Quickly in Place
“The next time I heard “Finlandia” was at Folke’s funeral.”
More can read about Åge Lundström in a reference entry in “Who is it: Swedish biographical manual” from 1969. Together with all his military promotions and prizes won in both the Olympic Games and Swedish championships, is a short sentence – “stabsch hos greve F Bernadotte i Palestina (48)”.
When the first ceasefire was negotiated in Palestine and entered into force on 11 June 1948, Folke Bernadotte recognised the need to quickly install an observer force that, once in place out in the field, could monitor that the conditions of the ceasefire were being met. From Sweden, he requested five Swedish officers who, together with 63 observers from the United States, France and Belgium would be deployed around Palestine. The Swede Thord Bonde was appointed Chief of Staff. The first ceasefire was decided on was to last for a month, and after that month, new hostilities broke out. The observer’s mission was concluded as the ceasefire ended and they were evacuated.

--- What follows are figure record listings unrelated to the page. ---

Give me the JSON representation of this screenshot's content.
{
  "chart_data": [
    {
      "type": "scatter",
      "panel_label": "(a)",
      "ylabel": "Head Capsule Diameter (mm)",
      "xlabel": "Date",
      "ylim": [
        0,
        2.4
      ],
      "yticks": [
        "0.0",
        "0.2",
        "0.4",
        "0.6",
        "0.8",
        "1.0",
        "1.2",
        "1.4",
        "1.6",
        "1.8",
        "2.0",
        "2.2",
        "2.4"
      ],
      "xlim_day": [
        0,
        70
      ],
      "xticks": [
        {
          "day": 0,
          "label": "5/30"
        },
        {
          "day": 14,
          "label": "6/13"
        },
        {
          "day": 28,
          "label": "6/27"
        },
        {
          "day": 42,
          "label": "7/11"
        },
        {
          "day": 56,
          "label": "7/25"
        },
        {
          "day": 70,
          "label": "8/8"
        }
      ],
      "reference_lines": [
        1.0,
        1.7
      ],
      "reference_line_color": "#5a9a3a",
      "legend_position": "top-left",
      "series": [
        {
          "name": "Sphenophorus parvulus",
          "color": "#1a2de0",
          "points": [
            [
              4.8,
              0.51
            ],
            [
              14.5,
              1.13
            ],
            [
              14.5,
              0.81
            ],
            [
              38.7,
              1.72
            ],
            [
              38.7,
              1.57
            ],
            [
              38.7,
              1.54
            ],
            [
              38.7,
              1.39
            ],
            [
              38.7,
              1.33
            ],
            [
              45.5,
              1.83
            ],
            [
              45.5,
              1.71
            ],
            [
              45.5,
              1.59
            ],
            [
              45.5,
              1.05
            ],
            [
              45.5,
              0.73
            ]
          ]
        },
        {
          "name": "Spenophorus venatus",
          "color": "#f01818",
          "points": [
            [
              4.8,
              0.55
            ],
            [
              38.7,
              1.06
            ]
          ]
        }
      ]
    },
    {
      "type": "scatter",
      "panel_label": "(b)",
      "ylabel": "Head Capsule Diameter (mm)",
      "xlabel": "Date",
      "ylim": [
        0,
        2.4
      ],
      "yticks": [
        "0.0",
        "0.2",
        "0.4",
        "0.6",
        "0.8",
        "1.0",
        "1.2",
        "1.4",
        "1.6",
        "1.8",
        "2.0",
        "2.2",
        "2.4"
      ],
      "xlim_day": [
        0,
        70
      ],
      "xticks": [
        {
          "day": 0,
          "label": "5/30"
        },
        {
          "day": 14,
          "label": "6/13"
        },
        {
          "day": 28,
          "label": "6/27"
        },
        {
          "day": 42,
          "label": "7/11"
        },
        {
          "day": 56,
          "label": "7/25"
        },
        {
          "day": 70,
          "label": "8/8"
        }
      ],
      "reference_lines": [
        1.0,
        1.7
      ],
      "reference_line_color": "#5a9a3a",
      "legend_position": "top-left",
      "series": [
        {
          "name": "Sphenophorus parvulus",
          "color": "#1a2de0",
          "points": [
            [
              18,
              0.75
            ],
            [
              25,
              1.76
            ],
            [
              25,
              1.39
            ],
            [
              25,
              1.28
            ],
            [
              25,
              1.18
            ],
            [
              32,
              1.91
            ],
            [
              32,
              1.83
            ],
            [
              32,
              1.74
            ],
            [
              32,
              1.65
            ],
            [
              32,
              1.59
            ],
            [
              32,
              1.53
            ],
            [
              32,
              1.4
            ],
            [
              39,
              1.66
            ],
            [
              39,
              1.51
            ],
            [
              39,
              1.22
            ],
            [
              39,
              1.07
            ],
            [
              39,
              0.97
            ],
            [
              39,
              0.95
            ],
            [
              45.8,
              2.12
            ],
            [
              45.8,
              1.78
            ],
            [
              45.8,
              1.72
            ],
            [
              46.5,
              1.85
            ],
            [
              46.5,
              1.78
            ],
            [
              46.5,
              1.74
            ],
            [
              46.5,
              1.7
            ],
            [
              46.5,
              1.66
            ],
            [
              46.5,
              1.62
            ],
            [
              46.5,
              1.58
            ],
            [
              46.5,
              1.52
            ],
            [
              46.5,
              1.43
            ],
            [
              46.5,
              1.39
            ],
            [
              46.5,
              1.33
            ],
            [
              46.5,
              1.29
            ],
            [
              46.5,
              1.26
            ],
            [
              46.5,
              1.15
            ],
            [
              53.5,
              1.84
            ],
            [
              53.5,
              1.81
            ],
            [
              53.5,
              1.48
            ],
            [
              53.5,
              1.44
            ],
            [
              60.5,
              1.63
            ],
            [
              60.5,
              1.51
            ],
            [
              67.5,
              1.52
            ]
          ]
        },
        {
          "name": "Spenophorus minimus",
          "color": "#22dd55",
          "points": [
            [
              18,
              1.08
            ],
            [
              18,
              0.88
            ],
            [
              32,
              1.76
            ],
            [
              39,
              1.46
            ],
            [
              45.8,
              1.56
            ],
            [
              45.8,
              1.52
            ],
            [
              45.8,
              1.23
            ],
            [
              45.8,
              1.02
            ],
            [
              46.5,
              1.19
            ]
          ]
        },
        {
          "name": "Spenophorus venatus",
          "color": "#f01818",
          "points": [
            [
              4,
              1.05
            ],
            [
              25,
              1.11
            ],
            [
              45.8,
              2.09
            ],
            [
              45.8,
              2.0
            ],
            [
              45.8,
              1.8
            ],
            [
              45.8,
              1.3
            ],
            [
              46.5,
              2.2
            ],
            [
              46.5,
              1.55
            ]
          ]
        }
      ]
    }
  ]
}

On 15 July, a new ceasefire enters into force and with experience from the first ceasefire and with slightly better timing, an observer force is now set up, which will amount to some 300 observers a month or so later on. Major General Åge Lundström is asked by his old companion from the cavalry, Folke Bernadotte, if he wants to undertake the mission as Chief of Staff for the new force. What Åge Lundström cannot possibly imagine is that the mission and the journey down to Palestine will change his life in a very tragic way.
In his memoirs, Åge Lundström himself describes how he carried out a reconnaissance of the Government House building in Jerusalem in mid-September. Whether to move the mediation effort’s headquarters from Rhodes to Jerusalem was under discussion before the autumn and Government House was an option. Lundström encountered major problems in moving the headquarters to Government House since the infrastructure, water supply and heating would be difficult to maintain at an acceptable level. The strategically exposed location of the building was described by Lundström on a visit to the Israeli military governor Dr Joseph. During the visit, Dr Joseph also used to play a piece of music on his impressive gramophone player. Lundström writes in his memoirs “It was an excellent recording of Sibelius’ “Finlandia”. The next time I heard “Finlandia” was at Folke’s funeral”.
Folke Bernadotte nevertheless decides that a further reconnaissance shall take place to Government House and on 17 September he departs with a number of officers. Bernadotte takes his place on the right-hand side of the rear seat in Lundström’s car, in the middle is the French officer André Sérot and on the left-hand side is Åge Lundström himself. On the way back from Government House, the vehicle column is suddenly stopped and a number of would-be assassins run out. One of them points in his sub-machine gun through the window of the car where Bernadotte, Sérot and Lundström are sitting and he discharges a large number of shots. The French officer André Sérot dies immediately, while Folke Bernadotte is driven at high speed to the nearest hospital. Lundström follows into the hospital and helps Bernadotte off with his shirt before hospital staff take over. Lundström asks the doctor – “Can’t you do anything?” The doctor replies – “It’s too late”.
In the days after the murder the assassins announce that they regret the death of Colonel Sérot. It was said that he was killed by mistake, and in fact, in addition to Bernadotte, they had intended to murder his Swedish Chief of Staff, Åge Lundström.